Q: "I read that you must have US health insurance and a large sum of money in a US bank account to move to France - is that true?" Submitted by @vibranttravelers
Photos (X100V with a custom recipe): Fetes des Plantes, Chateau de Chantilly. Please see previous post for additional info on this event.
A: There are four primary categories of long-stay visas for Americans who wish to stay in France beyond 90 days : tourism, professional, studies, & family. If you are from another country, this post will likely remain relatable to you.

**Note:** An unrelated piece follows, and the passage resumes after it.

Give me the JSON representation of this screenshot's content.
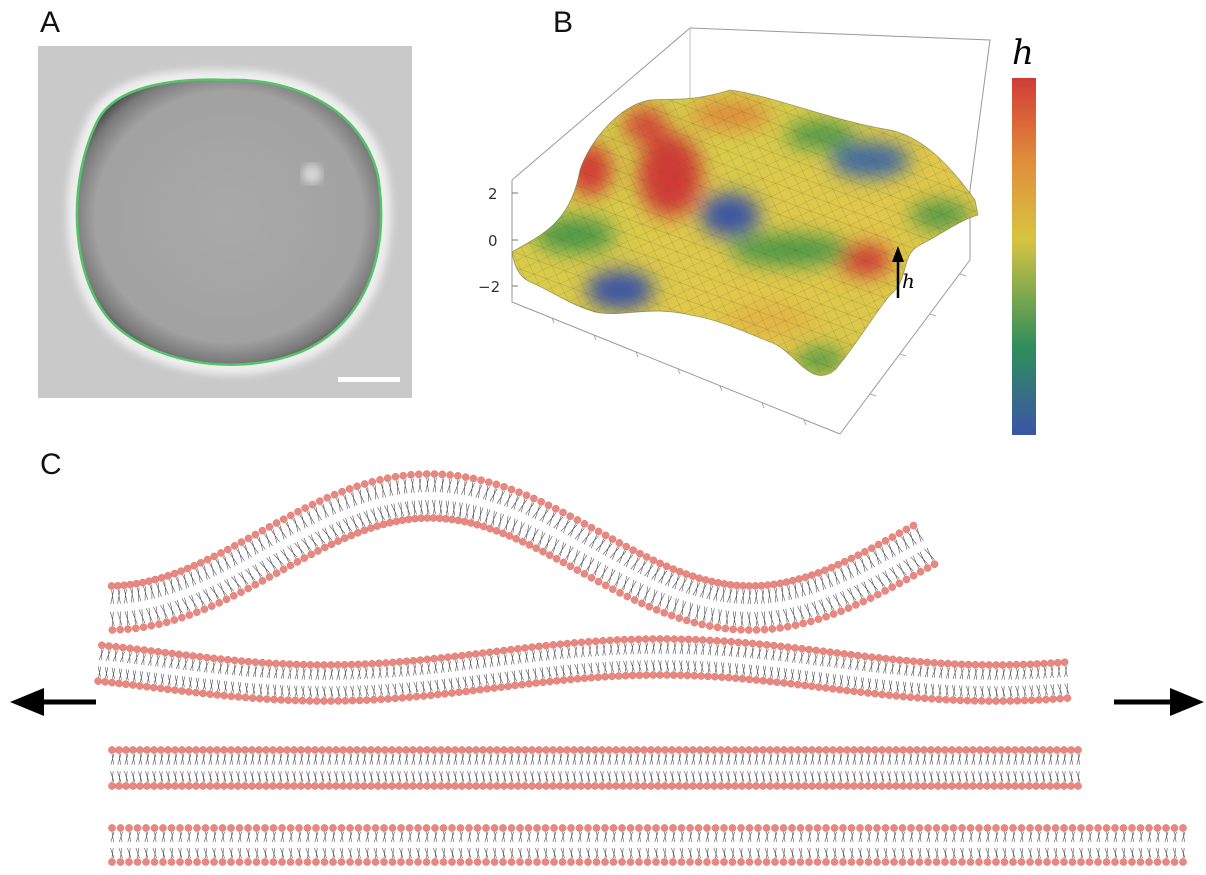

@vibranttravelers is likely referring to the VLS-TS visa that many use to retire in France. The visas for working professionals are quite different. If you'd like insight into that, please click the link in my bio to read my two-part story.
The short answer is yes. You must provide proof of several different requirements, including private healthcare insurance, and that you have the funds necessary to support yourself during your stay.
Private healthcare - This insurance must include international repatriation if you were to fall severely ill and cover the period of your stay or, if you are choosing the VLS-TS renewable visa that most retirees use, for at least a year. You'll keep this coverage until you receive confirmation from CPAM that you're accepted into the French medical system, which took me 16 months. Many also choose to take out a mutuelle, top-up insurance. The cost will depend upon your age, pre-existing health conditions, and the level of coverage.
Funds - On May 1, 2023, the French minimum monthly gross wage increased to €1,747.20 (or $1,900.69 in today's exchange). This is the MINIMUM you need to prove in liquid savings or monthly revenues, per adult, for the duration of your stay.
PLEASE REMEMBER: As a general rule, you are a resident of France if you spend more than 183 days a year here, TOTAL. You must pay French taxes (on your GLOBAL wealth) and submit French tax returns!